BROOMFIELD — City and county officials will decide this month whether to potentially extend a home-construction tax seen as beneficial to schools and playgrounds but perhaps unfair to newcomers.
Since voters approved the Service Expansion Fee in 1995, it has generated more than $19.7 million to offset the costs of growth. It’s paid for city and school facilities as well as new streets, traffic signals and landscaping.
The fee requires builders of new houses and apartment complexes to pay $1 for every square foot of living space they construct. It is set to be eliminated by December 2010 unless voters decide to extend it in the November election.
The City Council must decide by the end of August whether to put the fee on the ballot. If approved by voters, the fee will bring in another $16 million by 2025, according to city estimates.
City officials say schools — pinched by shrinking budgets — have especially benefited from the tax. A new track at Broomfield High School and an elementary school playing field were paid for by the fee, officials say.
Both Boulder Valley and Adams 12 school districts say they want the fee plan renewed.

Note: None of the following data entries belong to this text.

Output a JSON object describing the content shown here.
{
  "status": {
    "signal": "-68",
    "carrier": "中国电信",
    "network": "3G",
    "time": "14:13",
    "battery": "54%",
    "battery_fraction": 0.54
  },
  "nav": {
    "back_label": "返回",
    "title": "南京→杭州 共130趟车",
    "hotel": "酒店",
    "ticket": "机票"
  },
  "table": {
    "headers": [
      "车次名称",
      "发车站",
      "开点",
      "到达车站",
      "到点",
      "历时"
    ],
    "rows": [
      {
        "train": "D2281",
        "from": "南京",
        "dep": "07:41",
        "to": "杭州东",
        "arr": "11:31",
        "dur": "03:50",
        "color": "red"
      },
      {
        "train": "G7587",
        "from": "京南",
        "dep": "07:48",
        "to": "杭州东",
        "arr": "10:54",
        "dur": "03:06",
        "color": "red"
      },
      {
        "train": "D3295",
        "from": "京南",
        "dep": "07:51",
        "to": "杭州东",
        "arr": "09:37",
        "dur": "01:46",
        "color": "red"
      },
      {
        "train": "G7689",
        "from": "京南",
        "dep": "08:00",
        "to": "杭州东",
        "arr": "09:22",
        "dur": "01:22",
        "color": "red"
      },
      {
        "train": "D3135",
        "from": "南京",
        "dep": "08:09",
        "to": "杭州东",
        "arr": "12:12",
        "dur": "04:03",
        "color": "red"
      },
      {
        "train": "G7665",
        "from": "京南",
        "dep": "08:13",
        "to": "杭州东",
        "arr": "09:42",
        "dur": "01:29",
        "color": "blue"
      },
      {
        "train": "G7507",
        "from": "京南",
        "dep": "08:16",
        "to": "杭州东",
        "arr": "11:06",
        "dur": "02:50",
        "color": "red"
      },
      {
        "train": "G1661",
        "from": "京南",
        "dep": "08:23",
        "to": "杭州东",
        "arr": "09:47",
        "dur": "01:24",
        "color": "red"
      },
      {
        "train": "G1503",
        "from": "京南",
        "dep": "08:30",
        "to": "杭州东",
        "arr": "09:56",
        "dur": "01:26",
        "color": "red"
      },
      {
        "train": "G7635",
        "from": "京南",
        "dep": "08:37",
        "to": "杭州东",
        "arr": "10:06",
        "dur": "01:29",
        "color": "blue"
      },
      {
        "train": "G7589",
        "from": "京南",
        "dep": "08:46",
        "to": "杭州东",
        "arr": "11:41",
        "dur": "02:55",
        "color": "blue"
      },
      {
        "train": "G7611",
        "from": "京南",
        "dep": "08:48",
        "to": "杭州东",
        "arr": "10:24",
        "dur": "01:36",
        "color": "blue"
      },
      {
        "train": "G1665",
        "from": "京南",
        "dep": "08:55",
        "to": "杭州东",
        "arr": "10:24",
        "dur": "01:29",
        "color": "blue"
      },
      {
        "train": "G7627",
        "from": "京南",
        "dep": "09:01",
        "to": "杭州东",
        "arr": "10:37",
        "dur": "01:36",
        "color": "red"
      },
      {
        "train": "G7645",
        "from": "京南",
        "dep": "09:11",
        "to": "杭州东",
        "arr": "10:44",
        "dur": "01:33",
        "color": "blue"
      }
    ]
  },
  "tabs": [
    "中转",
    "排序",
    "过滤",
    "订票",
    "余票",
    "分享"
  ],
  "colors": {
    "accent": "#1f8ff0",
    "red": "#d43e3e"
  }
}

But some on the City Council are reluctant to back it since the hardest hit are people building new homes in the community.
“I just find it too easy to impose a tax on somebody you don’t know yet,” said council member Randy Ahrens.
Some homeowners have had to pay the fee two or three times since 1995, as they have built new houses within the city, Ahrens said.
Planners in 1995 wanted to put a limit on the amount of time the city could levy such a tax, to allow residents to decide if it is justified, said Broomfield finance director Greg Demko.
“It’s something that has certainly helped offset the cost of growth,” Demko said. “But it might be time to find out what people think about it today.”